The user has the option to quit this dialogue at any stage by typing OK. Assuming it is required to trace the levels down as far as possible, the message That is all indicates that the erro level has been reached. This will be illustrated later in a longer version of the preceding dialogue.
One might convincingly argue that in the case of the + operation there is no need to generate error messages: A default value of zero may be used for the second operand. This is indeed the case for most desk calculators. The purpose of an implemented system, however, is not to fix errors, but to report them. It is designed to test whether or not the LTAI strategy works in the way the theoretical research indicated it would.
In the proposed model, error messages are constructed automatically from the description of the application package being used. Hence, the problem of designing and maintaining a large number of messages is eliminated. The response generator needs to be designed only once, and can be used for any application package with a formal system description. Provision of a system description is required while the system is being built. Finally, use of the proposed model provides uniformity in the style of response messages among the application packages that use it.

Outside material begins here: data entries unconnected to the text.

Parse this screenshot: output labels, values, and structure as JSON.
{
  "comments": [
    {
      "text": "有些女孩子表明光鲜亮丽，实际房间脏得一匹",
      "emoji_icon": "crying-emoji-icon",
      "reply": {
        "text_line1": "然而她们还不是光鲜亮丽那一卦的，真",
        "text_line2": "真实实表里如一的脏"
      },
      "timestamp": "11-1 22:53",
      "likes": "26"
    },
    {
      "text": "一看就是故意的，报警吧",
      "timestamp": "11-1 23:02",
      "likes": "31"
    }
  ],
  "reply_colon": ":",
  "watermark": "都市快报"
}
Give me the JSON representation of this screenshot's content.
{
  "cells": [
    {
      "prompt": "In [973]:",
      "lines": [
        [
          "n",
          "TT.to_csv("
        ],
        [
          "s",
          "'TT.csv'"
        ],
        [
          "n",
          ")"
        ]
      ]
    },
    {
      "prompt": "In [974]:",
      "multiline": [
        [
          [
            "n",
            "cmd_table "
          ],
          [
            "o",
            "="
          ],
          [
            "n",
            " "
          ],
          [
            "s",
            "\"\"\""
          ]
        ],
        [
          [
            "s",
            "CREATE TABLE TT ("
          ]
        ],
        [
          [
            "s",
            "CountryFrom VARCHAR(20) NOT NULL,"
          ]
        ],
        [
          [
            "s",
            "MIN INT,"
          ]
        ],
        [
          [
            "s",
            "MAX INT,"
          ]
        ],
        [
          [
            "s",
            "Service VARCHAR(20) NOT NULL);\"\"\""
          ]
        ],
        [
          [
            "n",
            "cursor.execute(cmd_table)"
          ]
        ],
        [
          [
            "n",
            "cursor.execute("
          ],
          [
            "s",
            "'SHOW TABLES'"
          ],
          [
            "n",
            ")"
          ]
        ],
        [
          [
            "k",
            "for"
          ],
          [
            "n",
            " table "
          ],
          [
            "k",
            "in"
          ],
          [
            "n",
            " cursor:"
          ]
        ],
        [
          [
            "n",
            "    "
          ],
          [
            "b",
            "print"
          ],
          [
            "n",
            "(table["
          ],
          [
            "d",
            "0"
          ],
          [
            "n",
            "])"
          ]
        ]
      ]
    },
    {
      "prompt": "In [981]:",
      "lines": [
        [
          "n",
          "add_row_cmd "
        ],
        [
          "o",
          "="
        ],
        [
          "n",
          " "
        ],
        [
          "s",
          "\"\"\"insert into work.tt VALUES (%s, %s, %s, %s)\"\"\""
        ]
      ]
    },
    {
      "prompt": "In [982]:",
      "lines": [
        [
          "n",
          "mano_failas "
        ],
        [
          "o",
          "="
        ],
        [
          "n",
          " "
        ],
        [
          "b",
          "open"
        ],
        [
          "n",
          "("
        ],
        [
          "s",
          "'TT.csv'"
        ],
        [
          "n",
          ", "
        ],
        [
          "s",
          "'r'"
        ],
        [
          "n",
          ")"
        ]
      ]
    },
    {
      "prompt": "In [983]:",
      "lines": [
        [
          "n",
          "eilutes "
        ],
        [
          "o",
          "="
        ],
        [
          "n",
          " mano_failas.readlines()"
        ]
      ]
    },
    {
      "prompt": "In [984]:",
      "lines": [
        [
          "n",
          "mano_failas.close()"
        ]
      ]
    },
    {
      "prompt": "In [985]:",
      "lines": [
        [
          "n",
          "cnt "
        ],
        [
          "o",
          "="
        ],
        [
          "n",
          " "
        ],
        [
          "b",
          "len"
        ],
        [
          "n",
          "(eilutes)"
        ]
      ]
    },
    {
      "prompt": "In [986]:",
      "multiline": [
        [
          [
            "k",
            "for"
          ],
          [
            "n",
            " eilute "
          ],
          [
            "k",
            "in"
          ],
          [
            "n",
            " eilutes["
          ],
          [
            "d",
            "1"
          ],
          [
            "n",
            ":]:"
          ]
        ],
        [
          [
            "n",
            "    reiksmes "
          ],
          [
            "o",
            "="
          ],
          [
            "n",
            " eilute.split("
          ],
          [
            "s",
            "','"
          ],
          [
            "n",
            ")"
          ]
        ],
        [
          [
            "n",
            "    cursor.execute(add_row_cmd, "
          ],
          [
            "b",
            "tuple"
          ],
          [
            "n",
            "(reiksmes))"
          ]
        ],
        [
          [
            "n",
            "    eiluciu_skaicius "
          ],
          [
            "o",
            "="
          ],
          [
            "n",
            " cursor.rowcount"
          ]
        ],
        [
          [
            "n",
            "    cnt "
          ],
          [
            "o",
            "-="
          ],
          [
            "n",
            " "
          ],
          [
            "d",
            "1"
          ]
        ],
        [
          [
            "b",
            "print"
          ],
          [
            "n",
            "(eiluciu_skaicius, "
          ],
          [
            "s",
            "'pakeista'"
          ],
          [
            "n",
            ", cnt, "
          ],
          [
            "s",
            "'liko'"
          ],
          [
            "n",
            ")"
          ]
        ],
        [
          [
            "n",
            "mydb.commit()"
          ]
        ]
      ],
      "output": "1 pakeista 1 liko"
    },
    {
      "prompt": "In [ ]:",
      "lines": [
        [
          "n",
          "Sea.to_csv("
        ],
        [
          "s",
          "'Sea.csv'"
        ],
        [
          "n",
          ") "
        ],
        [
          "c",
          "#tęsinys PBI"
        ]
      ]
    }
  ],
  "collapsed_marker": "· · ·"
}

THE MESSAGE GENERATION MODEL
As noted earlier, an error message signaled at any level is designed with the assumption that the receiver is the caller of that operation. There is, of course, nothing wrong with this assumption if the command is activated by the user. The trouble occurs when the user is not the caller of that operation.
In the proposed model, lower level operations do not signal any messages to the user. The user only receives messages from an operation P.sub.1 that he or she has invoked. In the case of a dialogue in the LTAI strategy, messages are generated by the highest level operation being traced by the user.
Conceptually, this mechanism works as follows: Referring back to the invocation tree in Figure 1, when a lower level operation P.sub.1 detects an error, E.sub.1, for instance, it signals this error to tis caller, P.sub.k. P.sub.k receives this error signal, interprets its significance for its own purposes, and if necessary, signals another error to its caller P.sub.j, and so forth. Eventually, the error signal propagates up to the user command P.sub.1, which generates a message for the user. Now this message will make sense to the user, because it is generated by the user command P.sub.1.
In the case of the LTAI strategy, an error message will be generated by a lower level operation after the user has traced down to this level and the purpose of that operation has been explained. By repeating the process of telling the user the intention of the lower level processes and the cause of error at each level, it is expected that the error messages will make sense to the user all the way down to the lowest level.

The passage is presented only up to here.